Jika sebal ke suami, karena menurut
kita dia tak bisa menjadi suami dan ayah yang baik, cobalah bersabar. Coba juga
kurangi untuk mencari tahu tentang suami ideal, membandingkan dengan suami
orang, itu akan membuat kita makin tersiksa. Jika bisa dikomunikasin, ya
dibicarakan, walau pun by wa misalnya karena komunikasi belum terjalin
dengan baik atau suami terlalu sibuk bekerja. Memang bagi yang bersuamikan
pekerja/karyawan swasta sudah menjadi rahasia umum kalau suami lebih sering di
kantor daripada di rumah. Pulang dalam keadaan capek jiwa raga, boro-boro bisa
bantuin istri mengurus anak, inginnya
istirahat. Maka disitulah sering terjadi perbedaan tujuan suami di rumah, istri
pas suami pulang senang karena ada yang mau bantuin. Suami pas pulang senang karena
waktunya istirahat. Hehe … Maka dari itu, pernikahan itu adalah tentang sabar
dan ikhlas, serta tawakal. Jangan lupa istri juga punya senjata sakti, doa.

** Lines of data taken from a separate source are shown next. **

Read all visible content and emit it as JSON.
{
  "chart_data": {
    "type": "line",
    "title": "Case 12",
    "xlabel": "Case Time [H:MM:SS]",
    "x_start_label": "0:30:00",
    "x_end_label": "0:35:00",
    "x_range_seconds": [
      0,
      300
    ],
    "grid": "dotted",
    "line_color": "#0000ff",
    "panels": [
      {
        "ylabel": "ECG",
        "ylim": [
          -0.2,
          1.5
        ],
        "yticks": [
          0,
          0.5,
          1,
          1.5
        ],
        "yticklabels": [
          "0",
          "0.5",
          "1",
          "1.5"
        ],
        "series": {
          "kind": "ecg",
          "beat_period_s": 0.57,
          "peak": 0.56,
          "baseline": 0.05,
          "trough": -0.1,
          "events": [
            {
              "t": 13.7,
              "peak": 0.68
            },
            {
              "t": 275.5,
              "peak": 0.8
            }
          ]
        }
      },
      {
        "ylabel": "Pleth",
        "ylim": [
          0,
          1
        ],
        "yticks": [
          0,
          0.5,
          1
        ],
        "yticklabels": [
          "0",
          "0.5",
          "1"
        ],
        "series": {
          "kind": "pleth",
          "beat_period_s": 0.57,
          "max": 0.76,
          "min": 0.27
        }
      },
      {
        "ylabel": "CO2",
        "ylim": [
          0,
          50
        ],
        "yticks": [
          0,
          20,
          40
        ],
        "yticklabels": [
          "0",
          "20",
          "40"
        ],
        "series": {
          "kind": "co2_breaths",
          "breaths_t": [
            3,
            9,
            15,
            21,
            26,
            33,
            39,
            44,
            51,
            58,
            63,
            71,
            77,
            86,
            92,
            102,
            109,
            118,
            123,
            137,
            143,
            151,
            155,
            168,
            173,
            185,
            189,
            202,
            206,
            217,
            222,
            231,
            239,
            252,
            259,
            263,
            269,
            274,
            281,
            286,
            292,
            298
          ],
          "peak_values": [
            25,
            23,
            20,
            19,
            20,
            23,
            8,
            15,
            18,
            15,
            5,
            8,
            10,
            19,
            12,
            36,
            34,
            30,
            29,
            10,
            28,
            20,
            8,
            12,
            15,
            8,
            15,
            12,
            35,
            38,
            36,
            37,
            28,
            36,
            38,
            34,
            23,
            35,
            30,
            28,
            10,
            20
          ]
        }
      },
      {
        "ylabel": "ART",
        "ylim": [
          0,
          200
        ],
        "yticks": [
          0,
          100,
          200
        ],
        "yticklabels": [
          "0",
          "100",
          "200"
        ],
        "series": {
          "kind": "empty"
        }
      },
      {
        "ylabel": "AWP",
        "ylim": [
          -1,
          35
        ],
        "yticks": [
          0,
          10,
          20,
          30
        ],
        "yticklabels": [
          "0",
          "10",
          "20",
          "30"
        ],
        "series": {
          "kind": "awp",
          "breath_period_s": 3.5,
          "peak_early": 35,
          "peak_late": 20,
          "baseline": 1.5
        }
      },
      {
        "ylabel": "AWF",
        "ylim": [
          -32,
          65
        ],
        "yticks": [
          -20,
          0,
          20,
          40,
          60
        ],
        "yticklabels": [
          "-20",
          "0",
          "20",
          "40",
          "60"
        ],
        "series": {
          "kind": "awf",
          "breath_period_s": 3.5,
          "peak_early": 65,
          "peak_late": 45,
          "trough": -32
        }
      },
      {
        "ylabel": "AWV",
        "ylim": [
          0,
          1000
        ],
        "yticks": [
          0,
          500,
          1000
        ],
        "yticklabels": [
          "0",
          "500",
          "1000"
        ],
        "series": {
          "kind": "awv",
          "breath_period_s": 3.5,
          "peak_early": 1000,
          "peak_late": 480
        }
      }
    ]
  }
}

Hikmah merantau sangat banyak
ternyata. Lebih struggle yang pasti dan banyak saudara baru. Lebih mau belajar
banyak hal dan mandiri tentunya.
Duh sebenarnya banyak hal yang mau
saya sampaikan. Banyak banget, bahkan sampai berharap bisa membuat komik rumah
tangga. Insya Allah. Doakan saya dan suami semoga tetap bisa menjadi partner
yang baik, yang saling menyayangi, saling mendukung, saling mendoakan, dan
lebih baik lagi secara pribadi dalam segala hal, aamiin.